Last week, the Pending Home Sales Index dipped month-to-month, but continued an uptrend against the prior year. A quick study of the pending home sales chart should prove comforting to those who were caught off guard by April’s decline. The month produced a -5.5% slip against March, but was actually up 14.4% over the prior year. In fact, April marked the twelfth consecutive month of year-over-year improvement. Unfortunately though, that fact does not preclude a new trend from starting on a different path. Regionally speaking, the monthly decline was fueled largely by a 12% decline in the West and a 6.8% drop in the South. Midwestern activity slipped 0.3%, while the Northeast posted a 0.9% gain.

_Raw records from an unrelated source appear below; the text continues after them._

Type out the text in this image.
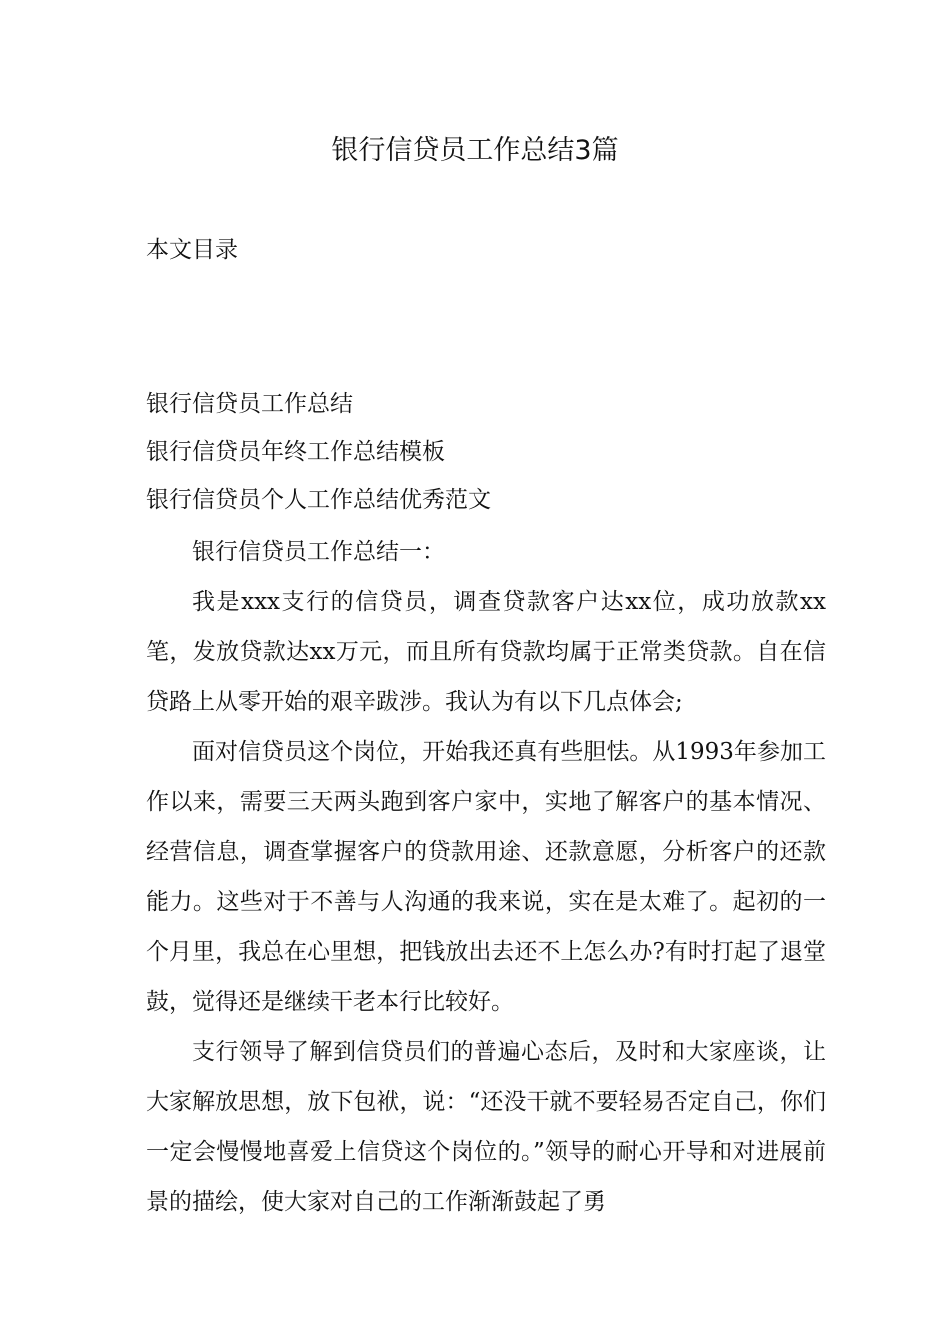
银行信贷员工作总结3篇
本文目录
银行信贷员工作总结
银行信贷员年终工作总结模板
银行信贷员个人工作总结优秀范文

银行信贷员工作总结一：

我是xxx支行的信贷员，调查贷款客户达xx位，成功放款xx笔，发放贷款达xx万元，而且所有贷款均属于正常类贷款。自在信贷路上从零开始的艰辛跋涉。我认为有以下几点体会;

面对信贷员这个岗位，开始我还真有些胆怯。从1993年参加工作以来，需要三天两头跑到客户家中，实地了解客户的基本情况、经营信息，调查掌握客户的贷款用途、还款意愿，分析客户的还款能力。这些对于不善与人沟通的我来说，实在是太难了。起初的一个月里，我总在心里想，把钱放出去还不上怎么办?有时打起了退堂鼓，觉得还是继续干老本行比较好。

支行领导了解到信贷员们的普遍心态后，及时和大家座谈，让大家解放思想，放下包袱，说：“还没干就不要轻易否定自己，你们一定会慢慢地喜爱上信贷这个岗位的。”领导的耐心开导和对进展前景的描绘，使大家对自己的工作渐渐鼓起了勇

According to Lawrence Yun, the Chief Economist of the National Association of Realtors (NAR), housing inventory levels are at a point inspiring to home prices. Yun says that inventory levels at about 6 months supply are historically supportive of 3% to 5% annual home price appreciation. Though, the Standard & Poor’s/Case Shiller Home Price Index, reported last week for March, was not supportive of that argument.
The report’s city groupings, with indexes broken out for 10 and 20-city composites, declined on an annual basis by 2.8% and 2.6% in March, respectively. Still, some investors found solace in the month-to-month changes. The 10-City Composite declined by 0.1% from February and the broader reaching 20-City Composite was relatively unchanged. I suppose the celebration of such mediocre results is a sign of how low we have set the bar for real estate. Still, certain markets have real reason to rejoice. The metropolitan statistical areas (MSA) of Charlotte, Dallas, Denver, Detroit, Miami, Minneapolis and Phoenix saw annual rates of rise in March. Phoenix is even dealing with a housing shortage. Twelve cities saw home price rise in March over February, while seven experienced decline and one stayed the same.
The Mortgage Bankers Association (MBA) reported its Weekly Applications Survey Wednesday, showing mortgage applications for the purchase of a home declined by 0.6% in the week ending May 25, despite record low mortgage rates. However, even refinancing activity dropped off as Americans prepared for the Memorial Day holiday weekend.
Friday offered Construction Spending data to round out the week’s news flow. While the media painted this report as another negative for housing because the 0.3% growth reported for April fell slightly short of economists’ views, the truth is that it was not. That’s because residential construction increased 2.6% over March, and single-family projects were 1.8% higher.
The housing market is improving, but that’s insignificant now to investors in homebuilders, who are watching their shares retrace gains at quite a pace. The SPDR S&P Homebuilders (NYSE: XHB) fell 5.7% Friday and is down 12.9% off its recently set peak. The shares are lower despite the stabilized housing market and without regard for the market share gains of the large publicly traded builders like Toll Brothers (NYSE: TOL), PulteGroup (NYSE: PHM), D.R. Horton (NYSE: DHI) and K.B. Home (NYSE: KBH). It’s because of U.S. macroeconomic concerns, just like I wrote it would be over the course of the last several months.
The market knows that the cyclical housing sector with its high-beta homebuilder shares is vulnerable, especially after the group’s nascent climb. With the unemployment rate reported Friday deteriorated, investors are finally paying heed to the effects of European struggle upon the American and global economy. With so much hanging in the balance this June, risk is being appropriately priced in.